In the last ten years, institutions have invested £32.5bn in Britain’s built-to-rent industry. This money has been used to build student housing and inner-city housing for young professionals.

They have the cash to protect themselves from high borrowing rates and will continue to grow as smaller players exit the market.

Investors are pivoting to build suburban homes – the bread-and-butter of small-scale landlords.

By 2022, only 13pc will be single-family homes. By 2025, the share of single-family homes will increase to 42pc.

Ms Rosser stated: “This rising tide has gained momentum in the last decade.”

JLL predicts that institutional investors will build more than 88,000 private rental homes in the next three to four years.

These numbers are small in comparison to the size and scope of the UK’s existing rental market, which comprises 5.5 million properties. The growth in City investments suggests they will have a strong foothold on the market.

Buy-to-let investors who sell up now may find it difficult to compete in the future if they want to enter the market.

Ms Rosser stated: “We’ve come from a model of buy-to let where the supply was built on debt. It will now be based on equity. This is only possible with very large pension funds, many of which are multi-billion pound.

It all points to a major shift.

Post Disclaimer

The following content has been published by Stockmark.IT. All information utilised in the creation of this communication has been gathered from publicly available sources that we consider reliable.

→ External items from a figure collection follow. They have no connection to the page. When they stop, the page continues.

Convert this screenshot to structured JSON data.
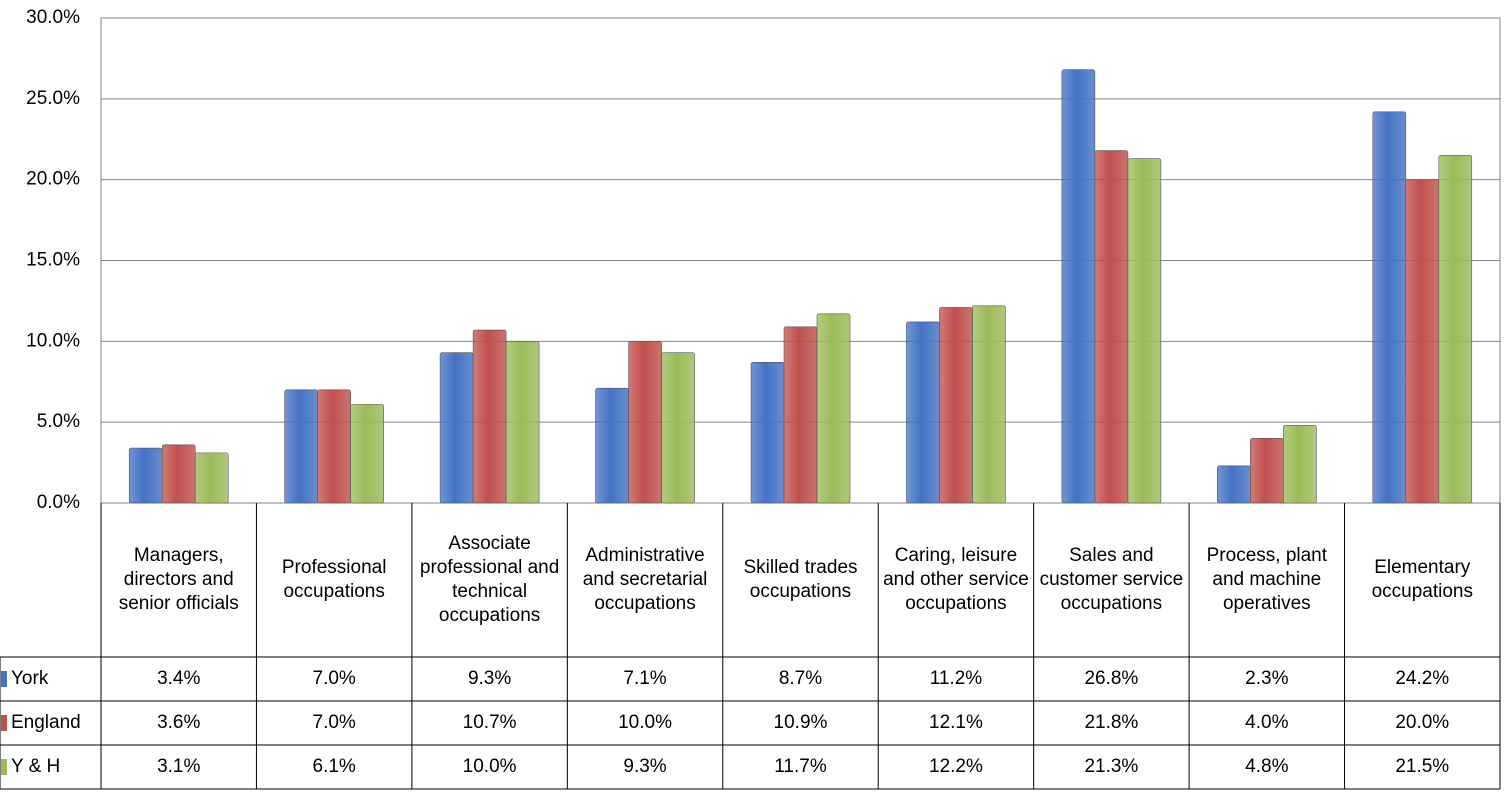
{
  "chart_data": {
    "type": "bar",
    "categories": [
      "Managers, directors and senior officials",
      "Professional occupations",
      "Associate professional and technical occupations",
      "Administrative and secretarial occupations",
      "Skilled trades occupations",
      "Caring, leisure and other service occupations",
      "Sales and customer service occupations",
      "Process, plant and machine operatives",
      "Elementary occupations"
    ],
    "series": [
      {
        "name": "York",
        "color": "#4472c4",
        "values": [
          3.4,
          7.0,
          9.3,
          7.1,
          8.7,
          11.2,
          26.8,
          2.3,
          24.2
        ],
        "value_labels": [
          "3.4%",
          "7.0%",
          "9.3%",
          "7.1%",
          "8.7%",
          "11.2%",
          "26.8%",
          "2.3%",
          "24.2%"
        ]
      },
      {
        "name": "England",
        "color": "#c0504d",
        "values": [
          3.6,
          7.0,
          10.7,
          10.0,
          10.9,
          12.1,
          21.8,
          4.0,
          20.0
        ],
        "value_labels": [
          "3.6%",
          "7.0%",
          "10.7%",
          "10.0%",
          "10.9%",
          "12.1%",
          "21.8%",
          "4.0%",
          "20.0%"
        ]
      },
      {
        "name": "Y & H",
        "color": "#9bbb59",
        "values": [
          3.1,
          6.1,
          10.0,
          9.3,
          11.7,
          12.2,
          21.3,
          4.8,
          21.5
        ],
        "value_labels": [
          "3.1%",
          "6.1%",
          "10.0%",
          "9.3%",
          "11.7%",
          "12.2%",
          "21.3%",
          "4.8%",
          "21.5%"
        ]
      }
    ],
    "ylim": [
      0,
      30
    ],
    "yticks": [
      {
        "value": 0,
        "label": "0.0%"
      },
      {
        "value": 5,
        "label": "5.0%"
      },
      {
        "value": 10,
        "label": "10.0%"
      },
      {
        "value": 15,
        "label": "15.0%"
      },
      {
        "value": 20,
        "label": "20.0%"
      },
      {
        "value": 25,
        "label": "25.0%"
      },
      {
        "value": 30,
        "label": "30.0%"
      }
    ],
    "grid": true
  }
}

Nevertheless, we cannot guarantee the accuracy or completeness of this communication.

This communication is intended solely for informational purposes and should not be construed as an offer, recommendation, solicitation, inducement, or invitation by or on behalf of the Company or any affiliates to engage in any investment activities. The opinions and views expressed by the authors are their own and do not necessarily reflect those of the Company, its affiliates, or any other third party.

The services and products mentioned in this communication may not be suitable for all recipients, by continuing to read this website and its content you agree to the terms of this disclaimer.